Internal Medicine Coding Alert

You Be the Coder:

Multiple Admissions Create Multiple Issues

Test your coding knowledge. Determine how you would code this situation before looking at the box below for the answer.

Question: As an internist in a hospital, I was consulted for medical coverage on a neurosurgical patient. Six days later, the patient was transferred to the rehabilitation unit, where the primary provider, the physiatrist, reconsulted me for medical coverage. Should I bill this as a new consult using 99254, or should I bill this as an ongoing consult because it is not the first time I have seen this patient?

The day after moving to the rehabilitation unit, the patient had complications and was transferred back to the neurosurgery unit under my service. Should I bill this as a first-time visit because this is a new admit (99223) or as a follow-up visit (99233) because this is not a true first-time visit?

Illinois Subscriber

 


 
 
 
 

Answer: Generally, when a physician provides a hospital consultation regarding a patient's condition, you can use the initial inpatient consultation codes (99251-99255) only once for that physician (or any other physician from the same group, with the same specialty, who sees the patient for the same reason) during that hospital stay. Use the follow-up inpatient consultation codes (99261-99263) for any subsequent consultations provided by the physician during the patient's stay or when the initial consultation requires more than one day to complete. If the consulting physician assumes any portion of the patient's care after the initial consultation, you should use the subsequent hospital care codes (99231-99233) for the follow-up visits.

The subscriber's question raises several issues. Once the patient was admitted under the physiatrist's service to the rehabilitation unit, often referred to as a "swing bed unit," a "new" patient stay began. The facility bills these "swing bed units" as skilled nursing facility (SNF) care, separating the patient's stay in the hospital from her stay in the rehabilitation unit. The hospital actually discharges the patient and then readmits her to the SNF, but the patient never physically goes to a new facility, just a different floor.

So, yes, the patient began a new stay when she moved to the SNF, and your service could qualify as an "initial" consultation on that basis. But that is not the only factor in determining whether you should charge a new consultation for care provided to the patient after she moved to the SNF. Whether you can depends on the service that you provided. Ask yourself if it meets the definition of a consultation: "A request from another physician for your advice or opinion regarding evaluation and/or management of a specific problem." If you answer yes, then you can bill using the 99251-99255 series.

However, your carrier may not consider the 99254 level of service "medically necessary" if you have been following the patient for the previous six days. Code 99254 requires a comprehensive history (which includes an extended history of present illness, a complete review of systems, and a complete past, family and social history), as well as a comprehensive medical exam. You will have to evaluate whether you can show medical necessity for using this code.
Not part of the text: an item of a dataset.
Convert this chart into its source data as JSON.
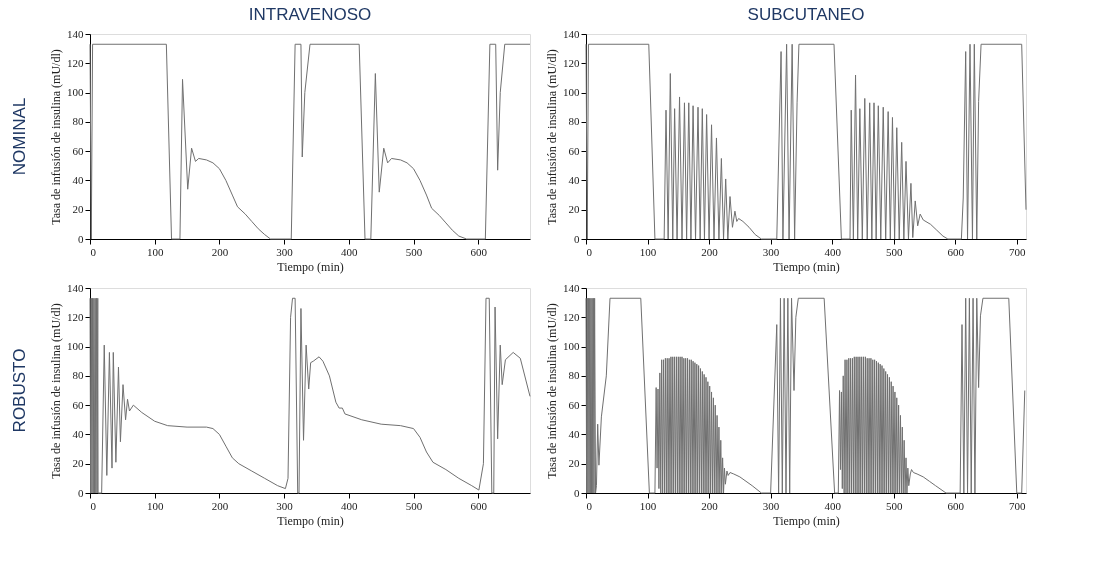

The patient's return to the neurosurgery unit in the hospital constituted a new admission, regardless of the fact that you provided a consultation to her on the previous day. You provided services in different settings the SNF (rehab unit) and the hospital. So as the admitting physician, you can bill an admission code (99221-99223, Initial hospital care). Select this code based on the work you did on the day of the patient's admission to the hospital.

The admitting physician can use the admission codes once during a patient's stay regardless of whether it is a new patient or when the physician last saw the patient.